An astonishing technique for recovering and cloning dinosaur DNA has been discovered. Creatures once extinct now roam Jurassic Park, soon-to-be opened as a theme park. Until something goes wrong…and science proves a dangerous toy….Buy on Amazon | Goodreads
For once I went into reading a book fully knowing what I’d be getting. I’ve read a Michael Crichton book before (Timeline), and I was pretty familiar with his writing style and his lackadaisical use of science. Furthermore, I’m a fan of the movie version of Jurassic Park— so I knew what was going to happen and what it’d be like reading it, basically. No shocks here! I knew it wasn’t going to be super-duper fabulous, and it wasn’t.
But! I still liked it. Michael Crichton isn’t ever going to be my favorite author, but I enjoy his books because they’re brain candy with bite. Jurassic Park was fun, and though it was very different from the movie I did enjoy reading it. I was kind of surprised at how much Dr Grant’s character had changed from the book to the movie; in the book he’s much more…realistic, I guess. He doesn’t go help yank the kids out of their jeep when the T-rex attacks, for instance. He’s no movie hero.
That was kind of disappointing. I wanted a big hero character, someone who could kick the dinosaurs’ butts and then write an article about it afterwards. But no one’s really a hero in Jurassic Park, and I can’t decide if that’s good or not. On the one hand, no heroes means it’s more realistic (as realistic as a book about dinosaurs living in modern times can be). On the other hand, it didn’t endear anyone in the book to me. I got into the actual story, because, hello. Dinosaurs in real life. But I didn’t like any of the characters.

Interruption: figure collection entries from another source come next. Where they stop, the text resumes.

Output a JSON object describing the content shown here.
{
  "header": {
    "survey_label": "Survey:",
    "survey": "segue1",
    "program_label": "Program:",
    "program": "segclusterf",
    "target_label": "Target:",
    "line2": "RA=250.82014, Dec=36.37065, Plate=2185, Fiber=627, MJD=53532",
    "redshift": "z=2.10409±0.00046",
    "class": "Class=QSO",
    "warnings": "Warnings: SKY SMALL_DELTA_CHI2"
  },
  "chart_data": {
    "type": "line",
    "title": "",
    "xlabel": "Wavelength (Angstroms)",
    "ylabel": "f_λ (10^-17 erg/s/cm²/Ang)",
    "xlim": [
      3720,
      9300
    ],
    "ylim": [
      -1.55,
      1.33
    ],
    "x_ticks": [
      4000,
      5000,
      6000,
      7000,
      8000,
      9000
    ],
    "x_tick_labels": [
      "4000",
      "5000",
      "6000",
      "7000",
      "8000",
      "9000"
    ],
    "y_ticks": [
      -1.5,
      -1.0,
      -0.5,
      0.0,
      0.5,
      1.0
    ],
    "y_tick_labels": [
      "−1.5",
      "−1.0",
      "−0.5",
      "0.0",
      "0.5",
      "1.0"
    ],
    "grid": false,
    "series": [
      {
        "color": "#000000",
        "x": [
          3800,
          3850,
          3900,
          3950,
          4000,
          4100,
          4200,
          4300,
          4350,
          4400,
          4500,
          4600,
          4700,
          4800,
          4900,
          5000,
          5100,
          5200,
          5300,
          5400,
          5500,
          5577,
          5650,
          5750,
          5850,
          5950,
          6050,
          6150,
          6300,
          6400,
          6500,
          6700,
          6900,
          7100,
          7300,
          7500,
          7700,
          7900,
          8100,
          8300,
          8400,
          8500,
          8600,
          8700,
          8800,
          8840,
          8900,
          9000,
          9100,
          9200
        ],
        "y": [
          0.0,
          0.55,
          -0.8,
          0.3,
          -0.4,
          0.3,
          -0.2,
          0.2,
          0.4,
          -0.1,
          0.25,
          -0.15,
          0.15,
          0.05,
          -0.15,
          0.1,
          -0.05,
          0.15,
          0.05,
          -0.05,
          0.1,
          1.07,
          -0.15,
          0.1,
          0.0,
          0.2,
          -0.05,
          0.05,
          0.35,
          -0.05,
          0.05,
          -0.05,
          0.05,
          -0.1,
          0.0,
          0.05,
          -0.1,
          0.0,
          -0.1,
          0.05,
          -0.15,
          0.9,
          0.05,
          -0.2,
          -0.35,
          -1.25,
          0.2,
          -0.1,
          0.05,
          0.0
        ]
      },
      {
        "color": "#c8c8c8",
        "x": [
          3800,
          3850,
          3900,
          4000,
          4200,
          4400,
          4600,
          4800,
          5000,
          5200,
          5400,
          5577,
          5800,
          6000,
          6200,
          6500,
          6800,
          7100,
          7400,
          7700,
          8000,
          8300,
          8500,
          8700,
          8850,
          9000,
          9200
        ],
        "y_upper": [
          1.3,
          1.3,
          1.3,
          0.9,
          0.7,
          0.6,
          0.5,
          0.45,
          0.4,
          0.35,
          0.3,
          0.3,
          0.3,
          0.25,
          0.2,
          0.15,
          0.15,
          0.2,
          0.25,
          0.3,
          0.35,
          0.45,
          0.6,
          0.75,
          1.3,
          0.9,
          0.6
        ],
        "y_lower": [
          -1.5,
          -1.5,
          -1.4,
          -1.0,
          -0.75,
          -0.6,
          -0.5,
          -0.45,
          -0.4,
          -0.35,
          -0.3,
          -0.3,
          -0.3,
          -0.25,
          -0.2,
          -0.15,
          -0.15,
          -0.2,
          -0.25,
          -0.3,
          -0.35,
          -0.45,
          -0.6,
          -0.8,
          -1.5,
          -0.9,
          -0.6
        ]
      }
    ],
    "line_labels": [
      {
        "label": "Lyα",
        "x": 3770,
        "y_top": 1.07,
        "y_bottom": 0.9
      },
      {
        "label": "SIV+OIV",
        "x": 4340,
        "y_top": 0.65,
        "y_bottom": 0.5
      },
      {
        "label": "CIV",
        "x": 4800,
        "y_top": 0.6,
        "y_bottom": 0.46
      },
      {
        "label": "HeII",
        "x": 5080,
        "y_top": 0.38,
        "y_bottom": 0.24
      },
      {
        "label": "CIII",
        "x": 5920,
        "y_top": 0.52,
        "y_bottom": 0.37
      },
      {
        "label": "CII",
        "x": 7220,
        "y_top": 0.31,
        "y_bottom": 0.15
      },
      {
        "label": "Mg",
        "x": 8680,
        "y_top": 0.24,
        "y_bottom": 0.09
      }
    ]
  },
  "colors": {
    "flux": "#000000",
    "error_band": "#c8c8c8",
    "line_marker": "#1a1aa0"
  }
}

Besides that, there was the typical Crichton things like weird dialogue, bad science, and people dying that you don’t want to die. Oh! And characters that show up in random places, tell you their life story, and then disappear for the rest of the book. You know, one-use only characters. And there’s some “we must be responsible with science” speeches– mostly by Dr Malcolm– that were interesting in theory but boring to read (I skimmed them). But if you can get over that and let your brain go on auto-pilot for a bit, Jurassic Park is a fun book that’ll appeal to any dino lover out there (and possibly even science lovers).
Just don’t expect it to be like the movie, because you’ll be disappointed. Throw the movie out of your mind, and go into the book with a clean slate. And then, afterwards, read this Wikipedia article to learn about what science went weird where. (It’s actually not as much as you’d think.)